Khabzela: The Life And Times Of A South African
- Author: Liz McGregor
- Language: English
- Genre: Biography
- Publisher: Jacana Media
- Publication date: 2005
- Publication place: South Africa
- Media type: Print (paperback)
- Pages: 240
- ISBN: 1-77009-080-0
- OCLC: 64314753

= Khabzela: The Life And Times Of A South African =

2005 biography

Khabzela: The Life And Times Of A South African is a bestselling 2005 biography written by South African author Liz McGregor about South African disc jockey Fana Khaba (known as "Khabzela"), who died from AIDS.

Khabzela was popular among listeners of Yfm, a youth radio station in Gauteng.

== Synopsis ==

The book recounts how the author, Liz McGregor, was asked while working as a freelance journalist for Poz magazine to write a story about a black celebrity infected with HIV. When Khabzela announced on the radio in April 2003 that he was infected, he seemed to make an ideal subject. McGregor interviewed him, wrote the story for Poz, and then went on to write the biography because, as she put it, the story "got under my skin".
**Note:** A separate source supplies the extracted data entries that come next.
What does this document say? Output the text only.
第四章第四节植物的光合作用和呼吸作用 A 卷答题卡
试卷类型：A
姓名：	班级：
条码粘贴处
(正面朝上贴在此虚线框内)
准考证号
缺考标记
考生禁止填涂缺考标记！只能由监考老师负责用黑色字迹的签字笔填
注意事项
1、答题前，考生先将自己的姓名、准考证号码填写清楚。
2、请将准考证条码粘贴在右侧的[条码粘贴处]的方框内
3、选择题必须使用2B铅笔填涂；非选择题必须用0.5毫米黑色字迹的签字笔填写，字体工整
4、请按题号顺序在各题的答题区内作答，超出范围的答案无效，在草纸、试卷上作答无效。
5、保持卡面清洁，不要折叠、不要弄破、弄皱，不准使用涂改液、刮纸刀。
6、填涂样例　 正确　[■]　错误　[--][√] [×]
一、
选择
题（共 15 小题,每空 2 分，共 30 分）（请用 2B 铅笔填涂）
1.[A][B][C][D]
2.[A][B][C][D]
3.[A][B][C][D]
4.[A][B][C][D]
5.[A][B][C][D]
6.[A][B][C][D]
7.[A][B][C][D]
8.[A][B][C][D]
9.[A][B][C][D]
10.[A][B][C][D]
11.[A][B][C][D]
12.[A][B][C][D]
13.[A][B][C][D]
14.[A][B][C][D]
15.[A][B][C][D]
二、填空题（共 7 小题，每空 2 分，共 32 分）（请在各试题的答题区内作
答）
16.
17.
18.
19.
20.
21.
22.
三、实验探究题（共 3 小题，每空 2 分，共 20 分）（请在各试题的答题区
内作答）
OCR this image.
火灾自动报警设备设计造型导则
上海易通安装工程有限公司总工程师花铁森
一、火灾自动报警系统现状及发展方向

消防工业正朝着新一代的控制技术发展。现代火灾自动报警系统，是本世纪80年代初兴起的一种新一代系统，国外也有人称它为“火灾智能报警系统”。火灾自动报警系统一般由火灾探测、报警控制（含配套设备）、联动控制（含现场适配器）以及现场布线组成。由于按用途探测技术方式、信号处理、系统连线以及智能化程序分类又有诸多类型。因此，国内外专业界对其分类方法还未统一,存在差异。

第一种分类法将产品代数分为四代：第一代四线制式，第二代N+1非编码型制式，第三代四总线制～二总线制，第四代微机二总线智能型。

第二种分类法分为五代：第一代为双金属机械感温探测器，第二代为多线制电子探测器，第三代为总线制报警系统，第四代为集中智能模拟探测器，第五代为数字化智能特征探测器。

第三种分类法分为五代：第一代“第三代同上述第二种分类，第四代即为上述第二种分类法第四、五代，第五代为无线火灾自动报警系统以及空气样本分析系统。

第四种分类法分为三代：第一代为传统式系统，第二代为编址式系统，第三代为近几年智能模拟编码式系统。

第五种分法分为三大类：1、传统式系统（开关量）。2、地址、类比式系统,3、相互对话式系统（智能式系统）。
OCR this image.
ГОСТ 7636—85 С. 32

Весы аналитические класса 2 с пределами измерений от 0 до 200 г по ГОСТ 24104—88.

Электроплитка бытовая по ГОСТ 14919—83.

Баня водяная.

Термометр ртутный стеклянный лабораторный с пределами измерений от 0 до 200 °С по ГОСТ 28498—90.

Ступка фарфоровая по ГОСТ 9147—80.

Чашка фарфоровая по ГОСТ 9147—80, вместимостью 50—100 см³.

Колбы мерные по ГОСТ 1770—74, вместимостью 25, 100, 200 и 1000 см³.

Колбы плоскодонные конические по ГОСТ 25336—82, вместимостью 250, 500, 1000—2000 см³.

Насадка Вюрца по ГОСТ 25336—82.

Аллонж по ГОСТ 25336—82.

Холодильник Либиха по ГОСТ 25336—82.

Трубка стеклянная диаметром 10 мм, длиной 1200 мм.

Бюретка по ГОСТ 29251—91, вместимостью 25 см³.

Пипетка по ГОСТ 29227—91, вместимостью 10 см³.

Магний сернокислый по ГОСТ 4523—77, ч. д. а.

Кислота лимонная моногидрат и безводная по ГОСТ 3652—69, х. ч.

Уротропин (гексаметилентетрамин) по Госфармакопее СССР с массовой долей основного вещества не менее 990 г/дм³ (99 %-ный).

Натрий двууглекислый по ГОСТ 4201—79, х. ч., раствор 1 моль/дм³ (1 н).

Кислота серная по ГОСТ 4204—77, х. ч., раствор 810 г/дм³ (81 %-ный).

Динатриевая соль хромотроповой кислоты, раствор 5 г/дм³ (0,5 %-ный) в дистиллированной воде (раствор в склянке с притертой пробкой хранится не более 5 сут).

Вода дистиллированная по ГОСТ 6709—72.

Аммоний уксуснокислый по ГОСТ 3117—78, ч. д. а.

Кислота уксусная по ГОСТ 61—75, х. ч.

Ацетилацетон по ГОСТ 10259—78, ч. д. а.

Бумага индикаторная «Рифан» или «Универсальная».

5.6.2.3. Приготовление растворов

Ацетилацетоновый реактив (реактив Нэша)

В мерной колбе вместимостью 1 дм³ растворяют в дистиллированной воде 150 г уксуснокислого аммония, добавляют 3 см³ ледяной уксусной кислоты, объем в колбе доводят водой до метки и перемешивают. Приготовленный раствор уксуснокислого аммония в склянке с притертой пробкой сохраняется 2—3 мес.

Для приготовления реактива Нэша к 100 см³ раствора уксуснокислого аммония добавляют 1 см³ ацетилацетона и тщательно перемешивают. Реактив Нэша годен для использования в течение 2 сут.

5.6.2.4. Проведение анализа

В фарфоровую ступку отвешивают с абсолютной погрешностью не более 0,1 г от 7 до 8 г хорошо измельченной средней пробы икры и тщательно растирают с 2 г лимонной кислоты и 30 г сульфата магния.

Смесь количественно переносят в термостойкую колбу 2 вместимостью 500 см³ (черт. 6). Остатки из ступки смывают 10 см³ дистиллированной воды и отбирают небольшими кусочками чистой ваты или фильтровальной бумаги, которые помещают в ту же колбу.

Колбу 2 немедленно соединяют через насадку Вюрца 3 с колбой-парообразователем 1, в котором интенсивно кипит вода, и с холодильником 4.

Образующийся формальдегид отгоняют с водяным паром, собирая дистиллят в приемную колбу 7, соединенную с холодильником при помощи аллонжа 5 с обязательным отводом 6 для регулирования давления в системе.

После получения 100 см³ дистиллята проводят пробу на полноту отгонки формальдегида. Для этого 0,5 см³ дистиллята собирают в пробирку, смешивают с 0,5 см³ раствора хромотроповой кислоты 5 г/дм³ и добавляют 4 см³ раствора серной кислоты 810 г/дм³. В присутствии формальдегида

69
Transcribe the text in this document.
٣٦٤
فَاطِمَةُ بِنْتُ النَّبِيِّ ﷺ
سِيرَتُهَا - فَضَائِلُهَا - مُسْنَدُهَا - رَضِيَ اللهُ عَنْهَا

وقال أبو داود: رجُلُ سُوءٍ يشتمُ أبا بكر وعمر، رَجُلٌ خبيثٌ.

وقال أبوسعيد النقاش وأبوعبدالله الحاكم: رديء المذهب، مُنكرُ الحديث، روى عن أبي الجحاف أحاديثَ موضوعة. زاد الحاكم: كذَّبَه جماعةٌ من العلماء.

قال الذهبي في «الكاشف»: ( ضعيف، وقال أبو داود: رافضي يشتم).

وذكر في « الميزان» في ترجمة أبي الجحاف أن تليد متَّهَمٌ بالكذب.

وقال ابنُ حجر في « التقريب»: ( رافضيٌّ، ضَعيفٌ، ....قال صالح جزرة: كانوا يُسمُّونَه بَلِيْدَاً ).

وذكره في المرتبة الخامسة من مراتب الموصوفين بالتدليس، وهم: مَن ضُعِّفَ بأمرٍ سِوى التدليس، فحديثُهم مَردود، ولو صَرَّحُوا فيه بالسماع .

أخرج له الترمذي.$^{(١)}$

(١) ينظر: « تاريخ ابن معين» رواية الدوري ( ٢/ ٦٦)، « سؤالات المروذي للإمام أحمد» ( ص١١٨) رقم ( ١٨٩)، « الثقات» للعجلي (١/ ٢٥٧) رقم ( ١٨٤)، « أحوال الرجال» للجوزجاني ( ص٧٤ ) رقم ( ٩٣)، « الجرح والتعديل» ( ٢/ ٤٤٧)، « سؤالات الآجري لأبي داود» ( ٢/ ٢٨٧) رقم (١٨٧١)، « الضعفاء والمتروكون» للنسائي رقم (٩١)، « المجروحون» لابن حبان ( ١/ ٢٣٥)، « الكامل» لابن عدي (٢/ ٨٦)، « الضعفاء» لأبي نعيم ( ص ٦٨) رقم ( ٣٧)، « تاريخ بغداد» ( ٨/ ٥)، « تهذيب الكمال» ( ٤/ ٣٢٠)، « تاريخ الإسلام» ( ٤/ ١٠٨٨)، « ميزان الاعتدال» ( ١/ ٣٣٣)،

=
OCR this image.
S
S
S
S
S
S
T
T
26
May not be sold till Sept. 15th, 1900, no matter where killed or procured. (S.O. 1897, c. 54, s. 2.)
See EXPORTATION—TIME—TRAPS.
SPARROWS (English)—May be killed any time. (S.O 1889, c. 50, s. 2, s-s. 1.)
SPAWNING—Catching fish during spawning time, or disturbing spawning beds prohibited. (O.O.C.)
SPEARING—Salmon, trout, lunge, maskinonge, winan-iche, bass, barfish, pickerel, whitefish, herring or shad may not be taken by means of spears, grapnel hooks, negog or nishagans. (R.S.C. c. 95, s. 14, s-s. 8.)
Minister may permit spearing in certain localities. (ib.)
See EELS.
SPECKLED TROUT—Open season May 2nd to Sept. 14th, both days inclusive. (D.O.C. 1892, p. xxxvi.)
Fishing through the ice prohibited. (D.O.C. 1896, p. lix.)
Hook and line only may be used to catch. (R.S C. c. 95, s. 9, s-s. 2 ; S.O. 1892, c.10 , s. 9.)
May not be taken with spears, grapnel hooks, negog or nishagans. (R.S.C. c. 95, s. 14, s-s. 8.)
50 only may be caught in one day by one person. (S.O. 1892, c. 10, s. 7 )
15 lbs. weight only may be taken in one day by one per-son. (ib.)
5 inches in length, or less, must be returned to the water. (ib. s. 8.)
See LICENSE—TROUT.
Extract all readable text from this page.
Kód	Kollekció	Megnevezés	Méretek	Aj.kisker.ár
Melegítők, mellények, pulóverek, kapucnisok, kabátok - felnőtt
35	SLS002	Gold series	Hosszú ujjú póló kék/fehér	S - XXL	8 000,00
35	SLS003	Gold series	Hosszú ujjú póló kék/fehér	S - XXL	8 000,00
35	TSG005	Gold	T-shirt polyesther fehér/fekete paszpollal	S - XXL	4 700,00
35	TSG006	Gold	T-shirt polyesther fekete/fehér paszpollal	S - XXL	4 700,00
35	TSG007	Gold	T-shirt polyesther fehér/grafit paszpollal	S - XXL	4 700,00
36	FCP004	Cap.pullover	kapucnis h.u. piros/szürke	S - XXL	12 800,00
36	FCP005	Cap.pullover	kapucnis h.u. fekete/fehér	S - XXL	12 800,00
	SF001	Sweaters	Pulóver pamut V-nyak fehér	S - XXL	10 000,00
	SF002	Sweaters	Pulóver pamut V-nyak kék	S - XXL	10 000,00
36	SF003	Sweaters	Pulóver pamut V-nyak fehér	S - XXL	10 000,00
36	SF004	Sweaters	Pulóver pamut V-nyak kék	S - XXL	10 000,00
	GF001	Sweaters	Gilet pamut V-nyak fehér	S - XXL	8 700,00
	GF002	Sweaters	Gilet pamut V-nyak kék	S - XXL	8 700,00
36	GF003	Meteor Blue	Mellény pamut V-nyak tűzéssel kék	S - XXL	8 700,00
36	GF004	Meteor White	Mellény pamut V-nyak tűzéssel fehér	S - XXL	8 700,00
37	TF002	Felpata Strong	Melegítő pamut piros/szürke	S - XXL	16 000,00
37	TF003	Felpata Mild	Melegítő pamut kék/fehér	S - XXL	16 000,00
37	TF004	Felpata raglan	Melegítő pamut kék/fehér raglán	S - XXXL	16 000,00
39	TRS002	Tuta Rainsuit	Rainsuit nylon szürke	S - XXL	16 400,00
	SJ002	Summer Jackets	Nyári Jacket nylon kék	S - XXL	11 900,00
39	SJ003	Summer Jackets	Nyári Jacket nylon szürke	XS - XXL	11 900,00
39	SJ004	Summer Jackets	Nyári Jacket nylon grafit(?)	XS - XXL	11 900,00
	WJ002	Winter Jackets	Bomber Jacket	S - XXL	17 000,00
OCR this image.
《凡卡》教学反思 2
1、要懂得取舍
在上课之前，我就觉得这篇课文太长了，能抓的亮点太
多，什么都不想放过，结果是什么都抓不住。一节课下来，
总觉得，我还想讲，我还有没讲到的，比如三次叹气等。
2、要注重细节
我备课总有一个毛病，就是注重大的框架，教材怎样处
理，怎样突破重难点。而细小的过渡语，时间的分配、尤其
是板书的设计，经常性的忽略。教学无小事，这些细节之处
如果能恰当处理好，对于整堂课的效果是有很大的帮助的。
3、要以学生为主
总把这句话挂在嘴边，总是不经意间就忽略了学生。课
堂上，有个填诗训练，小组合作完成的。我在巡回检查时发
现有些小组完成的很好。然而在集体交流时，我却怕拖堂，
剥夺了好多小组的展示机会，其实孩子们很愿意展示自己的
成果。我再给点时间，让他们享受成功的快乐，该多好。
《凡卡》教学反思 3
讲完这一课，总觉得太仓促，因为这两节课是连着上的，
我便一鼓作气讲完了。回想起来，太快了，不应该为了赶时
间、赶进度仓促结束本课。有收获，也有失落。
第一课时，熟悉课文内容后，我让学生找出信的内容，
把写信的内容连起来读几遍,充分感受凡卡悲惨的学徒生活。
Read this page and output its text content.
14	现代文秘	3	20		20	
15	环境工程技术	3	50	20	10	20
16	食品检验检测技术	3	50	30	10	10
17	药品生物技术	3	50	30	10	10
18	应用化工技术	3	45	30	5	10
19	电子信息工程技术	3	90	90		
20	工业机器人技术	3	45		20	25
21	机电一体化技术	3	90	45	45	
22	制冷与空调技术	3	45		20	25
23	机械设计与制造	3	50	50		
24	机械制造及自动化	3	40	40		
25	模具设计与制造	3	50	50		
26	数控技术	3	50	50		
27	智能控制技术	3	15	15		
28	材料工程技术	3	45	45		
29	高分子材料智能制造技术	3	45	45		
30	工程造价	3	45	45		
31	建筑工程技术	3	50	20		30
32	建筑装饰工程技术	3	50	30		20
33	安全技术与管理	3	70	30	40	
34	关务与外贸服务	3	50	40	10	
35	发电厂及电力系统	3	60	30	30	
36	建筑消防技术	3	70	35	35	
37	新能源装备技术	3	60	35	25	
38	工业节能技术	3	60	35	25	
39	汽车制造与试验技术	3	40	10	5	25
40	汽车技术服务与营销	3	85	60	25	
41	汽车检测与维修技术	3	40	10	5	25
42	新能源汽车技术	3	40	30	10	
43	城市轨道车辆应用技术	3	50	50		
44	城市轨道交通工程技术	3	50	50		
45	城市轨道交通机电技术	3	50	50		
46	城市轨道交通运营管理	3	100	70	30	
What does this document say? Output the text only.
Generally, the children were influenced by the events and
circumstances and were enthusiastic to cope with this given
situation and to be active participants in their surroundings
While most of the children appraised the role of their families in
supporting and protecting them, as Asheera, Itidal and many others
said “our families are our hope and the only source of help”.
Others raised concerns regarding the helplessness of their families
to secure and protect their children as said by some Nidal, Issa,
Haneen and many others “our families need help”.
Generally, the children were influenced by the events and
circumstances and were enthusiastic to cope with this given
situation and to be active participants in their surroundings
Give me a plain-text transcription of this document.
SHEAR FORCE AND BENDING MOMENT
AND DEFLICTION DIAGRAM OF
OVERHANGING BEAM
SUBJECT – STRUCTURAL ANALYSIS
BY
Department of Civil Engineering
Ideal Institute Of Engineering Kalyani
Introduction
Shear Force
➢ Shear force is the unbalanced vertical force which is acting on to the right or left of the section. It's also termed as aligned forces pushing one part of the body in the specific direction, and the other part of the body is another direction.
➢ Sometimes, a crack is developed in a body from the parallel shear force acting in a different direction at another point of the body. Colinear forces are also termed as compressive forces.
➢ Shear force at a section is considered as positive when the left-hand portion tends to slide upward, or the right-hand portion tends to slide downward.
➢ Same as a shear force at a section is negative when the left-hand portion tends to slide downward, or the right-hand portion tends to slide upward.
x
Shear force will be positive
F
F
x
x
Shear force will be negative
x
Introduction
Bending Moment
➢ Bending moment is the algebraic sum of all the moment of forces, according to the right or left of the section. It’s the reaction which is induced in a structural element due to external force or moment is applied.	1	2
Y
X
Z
McGregor tells how Khabzela rose to fame in post-apartheid South Africa, enjoying relative fame and wealth and leading a hedonistic and promiscuous lifestyle. Following his infection with HIV, Khabzela initially took antiretroviral medications but then, beset by a "bevy of faith healers and purveyors of magical drugs", he was persuaded to abandon his treatment and pursue quack remedies instead. Khabzela died in January 2004.

Towards the end of the book, McGregor includes the medical records detailing Khabzela's final days. Shula Marks calls these "stark and terrifying".

== Critical reception ==
For Shula Marks, the biography shows that ambivalence towards medical treatment of AIDS was not just the result of the dubious dictates of the Thabo Mbeki government, but also stemmed from ingrained attitudes in the wider South African public.

Maurice Taonezvi Vambe and Anthony Chennells write that Khabzela raises interesting questions about the boundary between biography and autobiography, since it describes not only the subject's life but also recounts the author's experiences of meeting him.

Nogwaja Shadrack Zulu writes that beyond the surface narrative of the biography, the book explores the politics around AIDS in 1990s South Africa and raises questions about the consequences of AIDS denialism at that time. Zulu considers that the biography refocuses on AIDS as predominantly a medical issue and acts as a critique of the deceptive "African solution" whereby ineffective remedies – such as the African potato – were touted by governmental authorities as an effective form of treatment.

Jonny Steinberg sees the book as "investigative" and writes that it "lays open what is perhaps the most upsetting aspect of the [AIDS] pandemic" – that even though the subject is talked of openly, it is something South Africa failed to engage with effectively.

Gavin Steingo writes the McGregor cannot understand why Khabzela pursued a course that ended in his own death, and finds her proffered explanations – that he craved independence or wanted to retain the added attention that his illness brought – unconvincing.